Further, a farmer must be un-trapped by idealistic fuzz which others stir around him. He has a right to be frank about his worldly desires and worldly ambitions. There is no sin in his earning big profits and behave like an agriculturist Ambani. Why not? But for this, he needs first to set his own house in order. Right on the hour, it’s a mess.

And lastly, as a farmer’s son and a practising farmer in my youth, I often saw that a farmer is betrayed by his ideological suitors and exploited by his market enemies. Both – his suitor and his enemy --- often appear suspiciously together in a conspiracy of fake hostility. The farmer must now be smart and “use” the suitor and the enemy – rather than being used by both.

This can happen only when he himself realises that his real issue is neither political nor ideological. It is economic. And he has a right to demand his due share in an economy of which he is a foundational component.
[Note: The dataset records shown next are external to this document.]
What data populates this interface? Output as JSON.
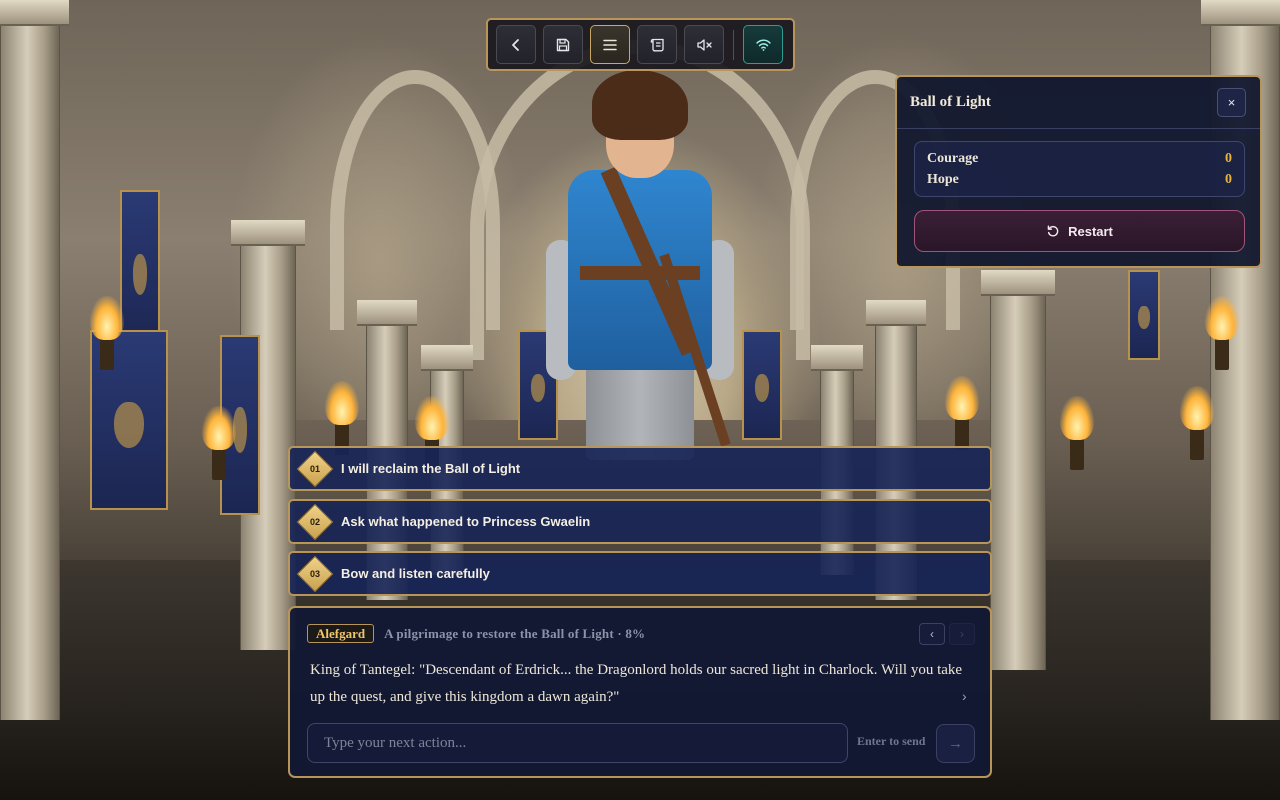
{
  "toolbar": {
    "buttons": [
      {
        "name": "back",
        "icon": "chevron-left-icon"
      },
      {
        "name": "save",
        "icon": "save-icon"
      },
      {
        "name": "menu",
        "icon": "menu-icon",
        "active": true
      },
      {
        "name": "log",
        "icon": "scroll-icon"
      },
      {
        "name": "mute",
        "icon": "volume-mute-icon"
      },
      {
        "name": "network",
        "icon": "wifi-icon",
        "status": "connected"
      }
    ]
  },
  "stats_panel": {
    "title": "Ball of Light",
    "close_label": "×",
    "stats": [
      {
        "label": "Courage",
        "value": "0"
      },
      {
        "label": "Hope",
        "value": "0"
      }
    ],
    "restart_label": "Restart"
  },
  "choices": [
    {
      "num": "01",
      "label": "I will reclaim the Ball of Light"
    },
    {
      "num": "02",
      "label": "Ask what happened to Princess Gwaelin"
    },
    {
      "num": "03",
      "label": "Bow and listen carefully"
    }
  ],
  "dialog": {
    "location": "Alefgard",
    "subtitle": "A pilgrimage to restore the Ball of Light · 8%",
    "progress_percent": 8,
    "text": "King of Tantegel: \"Descendant of Erdrick... the Dragonlord holds our sacred light in Charlock. Will you take up the quest, and give this kingdom a dawn again?\"",
    "prev_label": "‹",
    "next_label": "›",
    "more_label": "›",
    "input_placeholder": "Type your next action...",
    "input_value": "",
    "send_hint": "Enter to send",
    "send_label": "→"
  },
  "colors": {
    "accent_gold": "#b8965a",
    "panel_navy": "#121834",
    "stat_value": "#e9b43a",
    "restart_border": "#a1547a",
    "network_teal": "#2f9b95"
  }
}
And governments and the system, including the corporate world, must realise that no country, no society can afford a victory at the cost of its citizens’- read farmers’ - pride. The government can defeat the farmers but this victory will come at nation’s cost because in defeating the farmers, the nation will only be defeating 70% of itself. It will be like the head of a body feeling proud to pluck the heart out of its own host body. The reverse is also true and one hopes the farmers are mindful of that.